Weitere Kritik am LEP äußerte Janssen vor allem wegen des Ziels “Innenentwicklung vor Außenentwicklung”. Dies sieht vor, in Siedlungsgebieten die vorhandenen Potenziale der Innenentwicklung vorrangig zu nutzen. Ausnahmen sind nur zulässig, wenn nachweisbar Potenziale der Innenentwicklung nicht zur Verfügung stehen.

Die Nachweisbarkeit ist dabei aber das große Problem wie Janssen auf Nachfrage von Dr. Martina Niggl-Fisser (Bürgerliste) erläuterte.

Selbst wenn das Potential im Innenbereich vorhanden ist, der Grundstückseigentümer aber nicht verkaufen will, darf es im Außenbereich trotzdem nicht ausgewiesen werden. Es geht letztlich darum, dass wir überhaupt handlungsfähig bleiben und das Subsidiaritätsprinzip weiter geachtet wird.

Eine Sichtweise der letztlich auch die Fraktion der Freien Wähler folgte.

Klares Votum im Stadtrat

Im Anschluss an die Diskussion wurde im Stadtrat über die Stellungnahme an den Freistaat Bayern abgestimmt. Der kritische Brief wurde von fast allen anwesenden Stadträten begrüßt, nur Thomas Mandl von der SPD stimmte dagegegen.

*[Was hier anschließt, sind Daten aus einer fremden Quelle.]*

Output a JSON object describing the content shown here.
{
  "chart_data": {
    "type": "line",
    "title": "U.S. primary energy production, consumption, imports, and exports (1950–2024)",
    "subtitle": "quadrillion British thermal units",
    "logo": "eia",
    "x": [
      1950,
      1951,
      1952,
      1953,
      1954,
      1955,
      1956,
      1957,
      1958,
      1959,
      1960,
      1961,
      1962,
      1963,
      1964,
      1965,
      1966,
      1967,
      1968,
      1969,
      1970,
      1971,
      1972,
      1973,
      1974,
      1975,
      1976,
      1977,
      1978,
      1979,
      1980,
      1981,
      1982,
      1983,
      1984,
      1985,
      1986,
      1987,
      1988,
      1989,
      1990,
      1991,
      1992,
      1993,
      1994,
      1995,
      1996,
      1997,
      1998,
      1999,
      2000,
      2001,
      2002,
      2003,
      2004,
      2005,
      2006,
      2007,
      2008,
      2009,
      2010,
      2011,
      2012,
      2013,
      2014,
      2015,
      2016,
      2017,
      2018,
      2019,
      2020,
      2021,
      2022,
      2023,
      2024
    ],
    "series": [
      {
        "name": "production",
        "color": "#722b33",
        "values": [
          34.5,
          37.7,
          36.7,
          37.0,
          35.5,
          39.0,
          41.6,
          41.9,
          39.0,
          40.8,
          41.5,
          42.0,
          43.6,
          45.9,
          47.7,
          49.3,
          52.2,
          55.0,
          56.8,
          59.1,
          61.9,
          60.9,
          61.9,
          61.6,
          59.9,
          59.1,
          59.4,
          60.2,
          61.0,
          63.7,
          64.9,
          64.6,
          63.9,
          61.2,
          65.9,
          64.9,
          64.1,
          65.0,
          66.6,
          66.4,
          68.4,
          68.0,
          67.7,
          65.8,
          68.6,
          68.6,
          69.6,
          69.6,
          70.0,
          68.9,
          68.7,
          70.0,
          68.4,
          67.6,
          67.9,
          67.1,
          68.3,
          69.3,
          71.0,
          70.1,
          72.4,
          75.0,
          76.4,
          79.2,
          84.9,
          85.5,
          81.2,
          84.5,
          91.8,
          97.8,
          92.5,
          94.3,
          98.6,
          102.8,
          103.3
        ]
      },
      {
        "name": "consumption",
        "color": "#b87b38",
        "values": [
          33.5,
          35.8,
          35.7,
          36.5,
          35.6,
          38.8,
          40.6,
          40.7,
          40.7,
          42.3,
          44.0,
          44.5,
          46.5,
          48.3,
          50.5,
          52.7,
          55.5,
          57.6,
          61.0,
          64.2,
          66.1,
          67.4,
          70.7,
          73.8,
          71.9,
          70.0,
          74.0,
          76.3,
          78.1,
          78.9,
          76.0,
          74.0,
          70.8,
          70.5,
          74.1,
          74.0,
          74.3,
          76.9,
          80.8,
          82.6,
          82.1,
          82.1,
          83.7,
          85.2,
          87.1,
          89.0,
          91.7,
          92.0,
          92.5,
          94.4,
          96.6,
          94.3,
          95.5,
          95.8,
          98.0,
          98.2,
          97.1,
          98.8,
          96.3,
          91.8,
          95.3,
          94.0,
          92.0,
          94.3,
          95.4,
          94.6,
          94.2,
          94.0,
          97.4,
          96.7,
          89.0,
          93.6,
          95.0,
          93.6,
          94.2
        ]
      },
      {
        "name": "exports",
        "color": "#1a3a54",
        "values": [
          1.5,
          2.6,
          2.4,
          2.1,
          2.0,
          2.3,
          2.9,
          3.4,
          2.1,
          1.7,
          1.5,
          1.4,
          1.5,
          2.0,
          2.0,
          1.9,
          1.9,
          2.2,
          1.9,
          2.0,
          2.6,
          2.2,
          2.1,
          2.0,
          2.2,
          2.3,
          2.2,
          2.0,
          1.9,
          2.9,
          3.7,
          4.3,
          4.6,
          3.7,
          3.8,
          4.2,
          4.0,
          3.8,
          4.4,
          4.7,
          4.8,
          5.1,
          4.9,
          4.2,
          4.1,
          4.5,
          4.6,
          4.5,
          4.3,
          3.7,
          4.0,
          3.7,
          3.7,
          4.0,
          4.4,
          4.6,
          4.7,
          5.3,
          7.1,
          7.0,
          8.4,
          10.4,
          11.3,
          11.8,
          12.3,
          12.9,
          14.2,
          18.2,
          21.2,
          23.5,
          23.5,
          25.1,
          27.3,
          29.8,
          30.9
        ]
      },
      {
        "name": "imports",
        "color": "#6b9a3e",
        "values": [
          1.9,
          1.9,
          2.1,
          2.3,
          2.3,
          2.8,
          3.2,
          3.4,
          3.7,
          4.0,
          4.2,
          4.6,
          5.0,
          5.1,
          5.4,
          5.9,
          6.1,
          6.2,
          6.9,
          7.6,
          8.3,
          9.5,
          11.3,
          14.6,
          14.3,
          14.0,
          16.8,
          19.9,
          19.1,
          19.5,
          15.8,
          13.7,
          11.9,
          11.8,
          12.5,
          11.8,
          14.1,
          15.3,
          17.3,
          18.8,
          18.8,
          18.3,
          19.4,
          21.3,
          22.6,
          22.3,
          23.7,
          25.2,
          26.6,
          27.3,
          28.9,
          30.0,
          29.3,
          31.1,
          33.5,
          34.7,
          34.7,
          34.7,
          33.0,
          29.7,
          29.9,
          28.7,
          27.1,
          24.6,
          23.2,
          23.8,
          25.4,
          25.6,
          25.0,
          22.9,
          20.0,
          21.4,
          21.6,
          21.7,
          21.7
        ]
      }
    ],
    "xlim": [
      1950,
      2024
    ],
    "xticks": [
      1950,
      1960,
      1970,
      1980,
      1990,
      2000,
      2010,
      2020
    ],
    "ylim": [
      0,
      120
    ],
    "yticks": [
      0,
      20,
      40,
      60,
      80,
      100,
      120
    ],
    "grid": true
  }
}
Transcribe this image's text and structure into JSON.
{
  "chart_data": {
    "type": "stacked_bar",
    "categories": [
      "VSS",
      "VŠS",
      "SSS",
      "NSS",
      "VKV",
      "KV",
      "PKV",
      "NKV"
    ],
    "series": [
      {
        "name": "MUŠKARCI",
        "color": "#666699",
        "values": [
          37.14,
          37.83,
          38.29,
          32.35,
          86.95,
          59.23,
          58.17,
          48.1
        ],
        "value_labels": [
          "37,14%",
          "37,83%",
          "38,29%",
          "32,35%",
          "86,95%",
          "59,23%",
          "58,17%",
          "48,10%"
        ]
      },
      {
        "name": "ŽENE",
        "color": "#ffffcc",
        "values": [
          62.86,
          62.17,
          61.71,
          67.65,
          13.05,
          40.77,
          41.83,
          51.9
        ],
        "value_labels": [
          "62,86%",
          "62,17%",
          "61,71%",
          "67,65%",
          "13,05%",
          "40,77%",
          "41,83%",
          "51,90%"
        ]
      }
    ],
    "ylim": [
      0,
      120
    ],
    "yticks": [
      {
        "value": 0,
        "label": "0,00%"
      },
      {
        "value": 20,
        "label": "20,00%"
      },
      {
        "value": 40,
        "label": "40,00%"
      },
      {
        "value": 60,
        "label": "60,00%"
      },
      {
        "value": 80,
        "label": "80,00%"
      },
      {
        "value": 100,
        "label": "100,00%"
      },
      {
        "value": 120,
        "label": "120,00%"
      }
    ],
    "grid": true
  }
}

Ich unterstütze grundsätzlich die mit dem LEP verbundenen Anliegen. Die im Namen der Stadt Tegernsee formulierte Stellungnahme kann ich jedoch nicht untersützen, da die damit verbundenen Forderungen letztlich zu einer weiteren Bodenversiegelung durch neue Baumaßnahmen führen würden.

Die Stellungnahme der Stadt Tegernsee wird nun über den Gemeindetag an die höheren Stellen im Freistaat weitergegeben.